Meghalaya HC
Meghalaya High Court Chief Justice Mohammad Yaqoob Mir and others at the event. Image credit: Northeast Now

Meghalaya High Court Chief Justice Mohammad Yaqoob Mir urged law enforcing people to implement laws effectively to make people fear of the law and ensure that citizens do not lose faith in the system.

Addressing a judicial colloquium on Anti-Human Trafficking organised by the Meghalaya State Judicial Academy at Meghalaya High Court here, Justice Mir talked about the menace of human trafficking in the Northeast.

Citing poverty as one of the main reasons, he said that human trafficking is not only a crime but serious exploitation and human rights violation where lakhs of victims from Asia were also trafficked.

“When we have plenty of laws in place including stringent clauses, why trafficking and other crimes are taking place? Why laws not able to deter such crimes and where are the deficiencies? But there are some flaws somewhere. Amending laws and incorporating stringent clauses will not help if the implementation is not effective. We have to ensure that people fear of the law and ensure that they do not lose faith in the system,” he said.
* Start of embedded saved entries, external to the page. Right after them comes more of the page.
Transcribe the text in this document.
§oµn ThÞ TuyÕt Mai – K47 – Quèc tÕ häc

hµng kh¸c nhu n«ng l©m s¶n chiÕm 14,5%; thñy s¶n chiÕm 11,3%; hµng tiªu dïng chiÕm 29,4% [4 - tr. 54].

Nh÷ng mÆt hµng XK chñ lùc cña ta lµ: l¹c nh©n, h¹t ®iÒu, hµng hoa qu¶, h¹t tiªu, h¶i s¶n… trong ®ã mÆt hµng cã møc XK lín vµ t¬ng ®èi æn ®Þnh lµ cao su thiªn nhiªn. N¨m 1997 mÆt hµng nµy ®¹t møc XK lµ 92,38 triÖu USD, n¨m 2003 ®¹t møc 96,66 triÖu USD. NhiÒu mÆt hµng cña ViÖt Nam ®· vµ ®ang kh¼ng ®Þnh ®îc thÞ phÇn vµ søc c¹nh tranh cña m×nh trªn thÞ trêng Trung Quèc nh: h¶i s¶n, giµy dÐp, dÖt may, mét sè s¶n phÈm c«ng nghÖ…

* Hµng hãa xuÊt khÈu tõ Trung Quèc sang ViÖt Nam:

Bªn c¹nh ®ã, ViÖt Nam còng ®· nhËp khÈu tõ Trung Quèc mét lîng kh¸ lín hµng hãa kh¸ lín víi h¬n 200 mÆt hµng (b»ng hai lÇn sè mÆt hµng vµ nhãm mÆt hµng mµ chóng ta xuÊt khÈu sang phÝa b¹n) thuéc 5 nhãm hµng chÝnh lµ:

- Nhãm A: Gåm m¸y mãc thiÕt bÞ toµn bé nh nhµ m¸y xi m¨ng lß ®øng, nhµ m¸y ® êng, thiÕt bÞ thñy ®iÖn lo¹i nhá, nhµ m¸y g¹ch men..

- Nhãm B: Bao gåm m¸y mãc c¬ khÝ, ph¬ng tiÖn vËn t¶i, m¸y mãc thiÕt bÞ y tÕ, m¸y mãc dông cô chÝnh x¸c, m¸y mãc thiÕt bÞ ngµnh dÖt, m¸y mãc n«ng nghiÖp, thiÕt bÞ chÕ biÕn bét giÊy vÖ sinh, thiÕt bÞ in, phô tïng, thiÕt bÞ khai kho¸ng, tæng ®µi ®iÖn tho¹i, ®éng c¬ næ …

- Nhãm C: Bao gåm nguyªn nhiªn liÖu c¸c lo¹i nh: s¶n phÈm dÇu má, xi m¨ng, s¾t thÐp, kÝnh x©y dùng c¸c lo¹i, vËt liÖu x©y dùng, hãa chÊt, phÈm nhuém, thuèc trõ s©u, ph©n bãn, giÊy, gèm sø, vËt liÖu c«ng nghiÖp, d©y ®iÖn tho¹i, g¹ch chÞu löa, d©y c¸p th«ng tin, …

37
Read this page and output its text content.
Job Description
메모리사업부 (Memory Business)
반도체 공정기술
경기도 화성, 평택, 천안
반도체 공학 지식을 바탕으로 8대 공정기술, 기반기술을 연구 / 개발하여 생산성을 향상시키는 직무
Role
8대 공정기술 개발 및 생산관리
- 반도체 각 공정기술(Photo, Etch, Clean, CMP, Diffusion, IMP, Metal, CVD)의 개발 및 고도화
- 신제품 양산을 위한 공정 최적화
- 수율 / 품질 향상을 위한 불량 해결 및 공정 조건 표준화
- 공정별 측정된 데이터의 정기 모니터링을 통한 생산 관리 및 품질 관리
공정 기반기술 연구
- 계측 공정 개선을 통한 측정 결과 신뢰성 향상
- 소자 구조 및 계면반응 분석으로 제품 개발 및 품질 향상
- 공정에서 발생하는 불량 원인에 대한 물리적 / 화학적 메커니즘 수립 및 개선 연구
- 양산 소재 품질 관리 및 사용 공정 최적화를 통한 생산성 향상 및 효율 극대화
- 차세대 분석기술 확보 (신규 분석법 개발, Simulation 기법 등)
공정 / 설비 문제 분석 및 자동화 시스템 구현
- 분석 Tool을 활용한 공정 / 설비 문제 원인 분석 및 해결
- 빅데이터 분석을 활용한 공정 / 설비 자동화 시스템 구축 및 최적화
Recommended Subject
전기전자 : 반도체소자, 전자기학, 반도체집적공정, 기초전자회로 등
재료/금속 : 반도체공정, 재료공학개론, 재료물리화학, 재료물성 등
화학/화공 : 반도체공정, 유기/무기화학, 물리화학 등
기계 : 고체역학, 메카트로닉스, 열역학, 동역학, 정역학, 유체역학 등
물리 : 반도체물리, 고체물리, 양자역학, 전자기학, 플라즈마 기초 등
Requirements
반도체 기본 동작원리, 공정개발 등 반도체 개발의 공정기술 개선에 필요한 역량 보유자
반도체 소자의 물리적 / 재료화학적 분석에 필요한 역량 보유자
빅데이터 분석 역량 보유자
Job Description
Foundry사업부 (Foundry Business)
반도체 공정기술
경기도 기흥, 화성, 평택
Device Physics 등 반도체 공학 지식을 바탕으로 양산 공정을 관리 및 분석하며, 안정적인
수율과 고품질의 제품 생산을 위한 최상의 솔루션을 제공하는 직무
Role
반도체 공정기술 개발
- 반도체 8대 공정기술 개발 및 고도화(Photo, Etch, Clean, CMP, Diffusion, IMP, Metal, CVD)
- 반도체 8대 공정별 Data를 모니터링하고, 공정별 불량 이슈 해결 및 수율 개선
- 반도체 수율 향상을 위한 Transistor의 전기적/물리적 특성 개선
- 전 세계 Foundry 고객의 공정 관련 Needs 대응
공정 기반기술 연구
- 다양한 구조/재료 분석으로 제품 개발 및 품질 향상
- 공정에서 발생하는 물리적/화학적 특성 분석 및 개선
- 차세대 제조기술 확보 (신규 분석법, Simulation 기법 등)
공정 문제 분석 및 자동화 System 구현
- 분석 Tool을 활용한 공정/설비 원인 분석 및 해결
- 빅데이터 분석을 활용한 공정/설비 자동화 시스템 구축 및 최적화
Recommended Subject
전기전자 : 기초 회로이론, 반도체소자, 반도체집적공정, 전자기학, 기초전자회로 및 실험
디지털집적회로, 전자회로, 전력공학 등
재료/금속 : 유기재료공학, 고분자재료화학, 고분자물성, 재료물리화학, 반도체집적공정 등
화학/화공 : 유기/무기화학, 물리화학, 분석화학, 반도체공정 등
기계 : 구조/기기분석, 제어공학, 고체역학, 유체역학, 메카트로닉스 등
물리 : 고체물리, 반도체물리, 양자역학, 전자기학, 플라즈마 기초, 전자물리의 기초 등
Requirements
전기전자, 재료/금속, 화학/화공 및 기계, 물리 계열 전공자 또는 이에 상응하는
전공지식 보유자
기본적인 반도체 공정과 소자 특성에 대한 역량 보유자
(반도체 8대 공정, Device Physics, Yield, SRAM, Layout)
Talking about the alarming growth of human trafficking which he mentioned is the third largest organized crime across the globe, Justice Mir said, if the crime is not stopped, catastrophe will occur as called for tackling it collectively and together discharge the constitutional obligations to curb this menace, domestically, nationally and internationally.

Pointing out that bringing offender to book and rehabilitating victims is a challenge, Justice Mir stressed the need to provide proper training to police officers and ensure that people have faith in the system.

The judicial colloquium on Anti-Human Trafficking was held throughout the country to sensitize magistrates and judges as to how women and children experience the process of law relating to trafficking, to enable magistrates and judges to take proactive decisions and exercise discretion as provided under the law that will be most beneficial and just to the victim, and most stringent to the traffickers and focus on procedures for speedier disposal of trafficking cases and taking stringent punitive action against traffickers.